It's official! Dorking has overtaken London, Milan, Paris, and New York as the fashion capital of the world. The sleepy Surrey commuter belt town has wowed fashionistas the world over with its avante garde approach to fashion,
"It isn't all about being gay, wearing pointy patent leather shoes, a big fuck off sombrero, a swirling gaberdine cape with red velvet lining, and fending off imaginary foes with a fencing foil of the ultra-flexible variety - it's all about being cool, aloof, and dignified in the face of adversity," explained Dorking designer, John Gallonobeero.
It appears that it's all the rage in Dorking these days to don the gear and join your mates up the High Street, performing the 'Gay Dork' dance, high kicking and Ole!-ing your head off.
As the town crier rings his bell and reads passages from that milestone in literary history, which will be forever a part of the fabric of Dorking - The Dorking Review.
It's a phenomenon that isn't solely confined to Dorking these days either. Chapters of Dork Dancing fashionistas have sprouted up in such unlikely locations as Leatherhead, Dagenham, Hull, Burnley, Belfast, Newport and Govan in Glasgow.
The sombrero wearing, cape twirling, foil thrusting set have formed themselves into a gang of Hell's Angelesque 'Chapters' calling themselves 'The Gay Dorkadillos,' and their numbers are steadily increasing.
Only this morning, during the rush hour, 'The Gay Dorkadillos' formed an impromptu flash mob outside Tie Rack on London's Waterloo Station concourse.
"These guys are amazing!" commuter, Solomon Cathcart enthused. "I mean, what could possibly brighten an otherwise mundane day up, like a bunch of outlandishly dressed blokes, high kicking, cape twirling and waving swords about? And shouting Ole! It's magic! And all this outside Tie Rack!"
In the interests of balanced reporting, it has to be said that affection for The Gay Dorkadillos doesn't appear to have been universal. CBS TV in the USA showed the clip of the flashmob to a fat guy wearing a wig and dungarees, sitting on a porch, whittling.
"They're gay," Preston Seersucker, of Hog Jaw, Arkansas remarked.
The CBS reporter pointed out that the whole point of The Gay Dorkadillos, is that they're slightly unhinged, a little flambuoyant, and that they are proud of their collective devil may care attitude.
"They're gay," responded Preston Seersucker grimly.
The CBS reporter explained that the whole point of The Gay Dorkadillos was that they were celebrating their unique sense of humour, and paying homage to The Gay Dorkadillo's 'bible' - The Dorking Review.
"They're gay, and they probably stick live gerbils up their asses," Seersucker grouched.
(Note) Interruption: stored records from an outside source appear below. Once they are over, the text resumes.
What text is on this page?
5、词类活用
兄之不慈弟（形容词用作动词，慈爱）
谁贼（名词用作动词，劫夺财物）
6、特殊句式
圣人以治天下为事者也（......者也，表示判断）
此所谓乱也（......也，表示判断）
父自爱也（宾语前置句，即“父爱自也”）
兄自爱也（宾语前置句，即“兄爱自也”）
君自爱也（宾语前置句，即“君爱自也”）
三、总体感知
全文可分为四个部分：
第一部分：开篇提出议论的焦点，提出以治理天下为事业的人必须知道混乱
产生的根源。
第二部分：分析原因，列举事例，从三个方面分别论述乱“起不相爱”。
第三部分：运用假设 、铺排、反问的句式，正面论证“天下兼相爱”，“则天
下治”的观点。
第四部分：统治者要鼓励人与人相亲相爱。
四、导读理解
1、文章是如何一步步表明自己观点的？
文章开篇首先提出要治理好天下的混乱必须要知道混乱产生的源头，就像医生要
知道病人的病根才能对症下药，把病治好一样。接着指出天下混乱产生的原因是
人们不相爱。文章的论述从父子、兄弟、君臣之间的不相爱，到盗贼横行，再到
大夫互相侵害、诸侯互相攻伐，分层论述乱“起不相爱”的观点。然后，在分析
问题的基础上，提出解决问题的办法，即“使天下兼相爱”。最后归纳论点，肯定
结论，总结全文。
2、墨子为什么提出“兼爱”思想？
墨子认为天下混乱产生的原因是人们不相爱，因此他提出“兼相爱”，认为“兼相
When the CBS reporter attempted to press home his point, Seersucker produced a double-barrelled shotgun and told the man to get off his land, because he hates all that gay stuff, and regards the sombrero wearing and the bendy-sword waving as unmanly, and gay, and The Dorking Review as a Limey crock of shit.
The reporter beat a hasty retreat, as Seersucker comforted his sister on the porch in a most peculiar way. According to independent witnesses, tongues were involved.
More as we get it.
*Preston Seersucker is apparently a comedy scriptwriter for America's most popular Saturday night network humour show, and an occasional contributor to a largely ignored satirical website.